Still, in 2022, three main developments will mark the global economy: Pandemic, Inflation, and Interest.
Pandemic – Induced Contraction is Not Expected
As in the last two years, the central question of 2022 is how the pandemic will progress. Many companies and investors have begun to buy into the idea that the SARS–CoV–2 virus will turn from a pandemic into an endemic by 2022. But its impact will be felt until it turns into an endemic, where the virus circulates in a more limited environment, especially in the first half of the year. In addition to vaccination, the licensing of new drugs and the “belief” that Omicron is milder than previous variants changed the outlook on the pandemic, creating optimism about the year. Although the predictions made last year were also based on the projections that the pandemic would end in 2021, the predictions did not hold. In short, a pandemic–induced contraction in economies is not expected in 2022.
Central Banks Raise Interest Rates
There may not be a “pandemic–induced” contraction, but this should not be interpreted as a growth in the global economy. There is also the uncertainty of an interest rate hike, which is as contagious and corrosive as the Covid–19 virus. The Fed has started to gradually reduce the money it gives to the markets this year. In 2022, it is expected to add another move, namely an interest rate hike, to this move. Forecasts are for the Fed to make at least two increases next year. Past Fed rate hikes also show that; Whenever the Fed raises interest rates, the global economy feels its distress through different channels. This problem may be felt more acutely in emerging market (EM) economies where many external financing needs are high.
2022 will be a year when the Fed and many central banks will increase interest rates. Global interest rate hikes mean tightening financial conditions and higher borrowing costs. In an environment where we cut interest rates, the interest rate hikes of other emerging market economies mean that the interest gap between them and us is closed. On the other hand, the interest rate hikes of these countries, from which we are trying to attract funds from the same pool, may give them an advantage in the fund race.
Inflation can Slow
The main story behind the global rate hikes was the substantial rise in global inflation in 2021. This year, inflation increased beyond expectations in many economies, confusing the calculations. Especially in the USA, historical peaks were seen. Next year may not be as bad as this year. This year, some of the factors that got inflation “out of control” may go out of business in 2022. Some factors that caused disruption this year, especially in supply chains, may lose their severity in 2022. Commodity price increases may lose momentum. With the effect of interest rate hikes, 2022 will see the inflation peaks in some developed and developing economies; Then, there may be a year when it noticeably softens. Behind high inflation are global factors and conditions specific to the country’s economy and some critical policy choices. However, the softening of global inflation will at least alleviate the pressure coming through the import inflation channel.

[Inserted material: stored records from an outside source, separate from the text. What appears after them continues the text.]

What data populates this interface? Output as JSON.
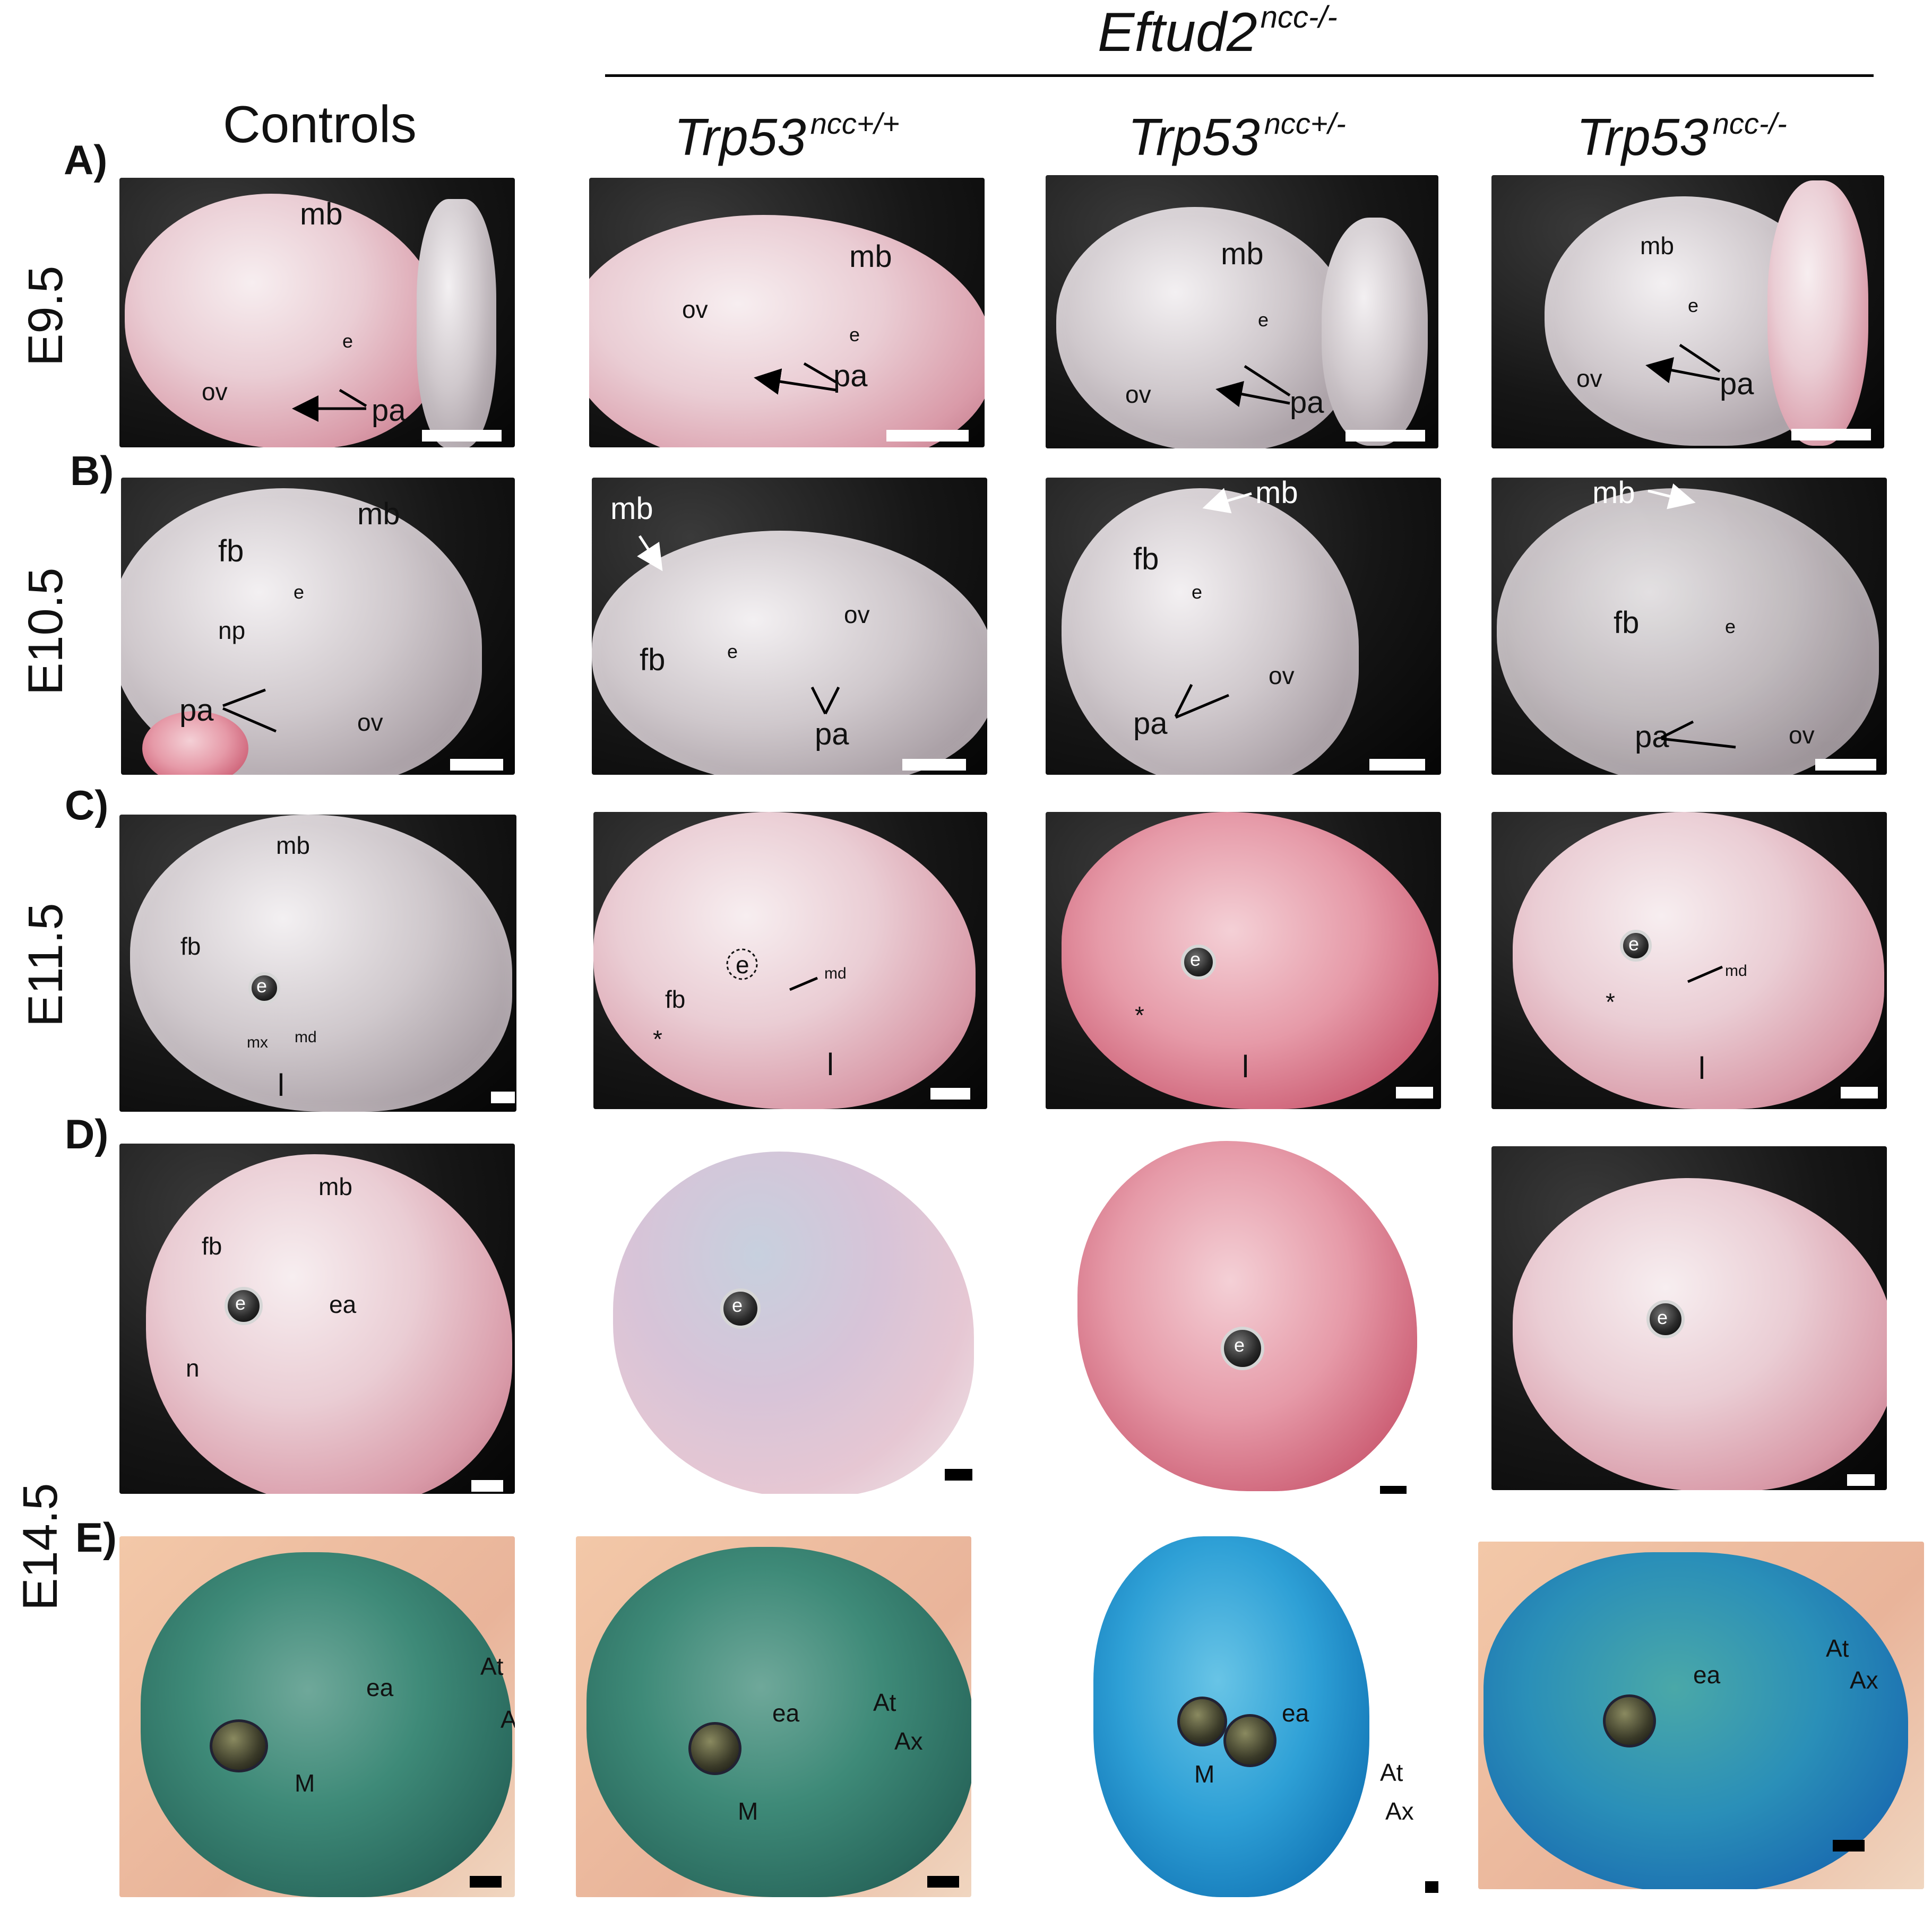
{
  "header": {
    "group_title": "Eftud2",
    "group_superscript": "ncc-/-",
    "columns": [
      {
        "title": "Controls",
        "superscript": ""
      },
      {
        "title": "Trp53",
        "superscript": "ncc+/+"
      },
      {
        "title": "Trp53",
        "superscript": "ncc+/-"
      },
      {
        "title": "Trp53",
        "superscript": "ncc-/-"
      }
    ]
  },
  "rows": [
    {
      "letter": "A)",
      "stage": "E9.5"
    },
    {
      "letter": "B)",
      "stage": "E10.5"
    },
    {
      "letter": "C)",
      "stage": "E11.5"
    },
    {
      "letter": "D)",
      "stage": ""
    },
    {
      "letter": "E)",
      "stage": ""
    }
  ],
  "shared_stage": "E14.5",
  "labels": {
    "a1": [
      "mb",
      "e",
      "ov",
      "pa"
    ],
    "a2": [
      "mb",
      "ov",
      "e",
      "pa"
    ],
    "a3": [
      "mb",
      "e",
      "ov",
      "pa"
    ],
    "a4": [
      "mb",
      "e",
      "ov",
      "pa"
    ],
    "b1": [
      "fb",
      "mb",
      "e",
      "np",
      "pa",
      "ov"
    ],
    "b2": [
      "mb",
      "fb",
      "e",
      "ov",
      "pa"
    ],
    "b3": [
      "mb",
      "fb",
      "e",
      "ov",
      "pa"
    ],
    "b4": [
      "mb",
      "fb",
      "e",
      "pa",
      "ov"
    ],
    "c1": [
      "mb",
      "fb",
      "e",
      "mx",
      "md",
      "l"
    ],
    "c2": [
      "e",
      "md",
      "fb",
      "*",
      "l"
    ],
    "c3": [
      "e",
      "*",
      "l"
    ],
    "c4": [
      "e",
      "md",
      "*",
      "l"
    ],
    "d1": [
      "mb",
      "fb",
      "e",
      "ea",
      "n"
    ],
    "d2": [
      "e"
    ],
    "d3": [
      "e"
    ],
    "d4": [
      "e"
    ],
    "e1": [
      "ea",
      "At",
      "Ax",
      "M"
    ],
    "e2": [
      "ea",
      "At",
      "Ax",
      "M"
    ],
    "e3": [
      "ea",
      "M",
      "At",
      "Ax"
    ],
    "e4": [
      "ea",
      "At",
      "Ax"
    ]
  }
}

Although concerns about the delta variant have not completely disappeared yet, the emerging Omicron appears to be the new dominant species in the global epidemic. While variants encourage policymakers to continue with supportive policies, there is the risk of persistent inflation in return. The USA inflation, which was expected to hover around 2 percent annually in 2021 before the epidemic, rose to 6.8 percent, the highest level of the last 40 years. As climate change brings more devastating weather events, food prices could grow.